TrueBeam MachineThe University of Kansas Cancer Center-North is expanding its leading-edge cancer care with the arrival of a Varian TrueBeam linear accelerator at its clinic in the Northland.

Designed to treat moving cancerous tumors with advanced speed and accuracy, the accelerator is a fully integrated system for image-guided radiotherapy and radiosurgery.

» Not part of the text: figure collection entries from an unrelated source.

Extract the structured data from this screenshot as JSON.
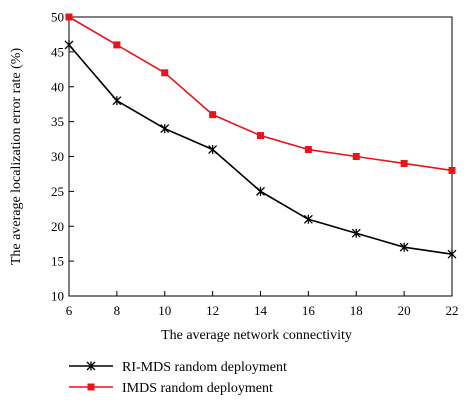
{
  "chart_data": {
    "type": "line",
    "xlabel": "The average network connectivity",
    "ylabel": "The average localization error rate (%)",
    "xlim": [
      6,
      22
    ],
    "ylim": [
      10,
      50
    ],
    "xticks": [
      "6",
      "8",
      "10",
      "12",
      "14",
      "16",
      "18",
      "20",
      "22"
    ],
    "yticks": [
      "10",
      "15",
      "20",
      "25",
      "30",
      "35",
      "40",
      "45",
      "50"
    ],
    "grid": false,
    "legend_position": "bottom-left",
    "x": [
      6,
      8,
      10,
      12,
      14,
      16,
      18,
      20,
      22
    ],
    "series": [
      {
        "name": "RI-MDS random deployment",
        "values": [
          46,
          38,
          34,
          31,
          25,
          21,
          19,
          17,
          16
        ],
        "color": "#000000",
        "marker": "asterisk"
      },
      {
        "name": "IMDS random deployment",
        "values": [
          50,
          46,
          42,
          36,
          33,
          31,
          30,
          29,
          28
        ],
        "color": "#e8141a",
        "marker": "square"
      }
    ]
  }
}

The University of Kansas Health System’s first Varian TrueBeam linear accelerator has been treating cancer patients since 2012 in the Richard and Annette Bloch Radiation Oncology Pavilion at the main campus.

“This innovative technology gives our medical professionals the tools to treat a variety of cancers quickly and more comfortably for the patient,” says Darrin Kistler, RT (R)(T), senior director, Radiation Services. “The acquisition of a second Varian TrueBeam linear accelerator is proof the health system has the best technology, physicians and treatments for cancer patients.”

Physicians at KUCC-North began using the Varian TrueBeam linear accelerator for patients today. It features:

  • Diagnostic quality radiographs (On-board imaging) and computed tomography images (cone beam CT) for precise delivery of radiation.
  • Daily imaging fused with planning radiographs to improve target alignment.
  • Advanced imaging for a higher confidence factor in target delineation.
  • Stereotactic radiation to allow high radiation doses to small targets over one to five days.
  • RapidArc (an advanced form of intensity modulated radiation therapy) to reduce treatment times and spare body tissue.
  • Calypso technology that employs implanted electromagnetic markers inside tumors or organs to give real time GPS to the target, helping detect cancer cells that move when patients breath or involuntarily move. “With the Calypso system, technicians can precisely deliver higher radiotherapy doses to pancreatic tumors without damaging surrounding healthy tissue,” says Habeeb Saleh, PhD, chief of Medical Physics.

Kistler says the clinic, at 8700 North Green Hills Road in Platte County, can treat up to 40 patients a day with the state-of-the-art accelerator.

KUCC-North was updated to accommodate the high-precision accelerator. The remodel involved a revamped vault, updated physics-specific storage areas, new lighting, cameras and all interior finishes in the room.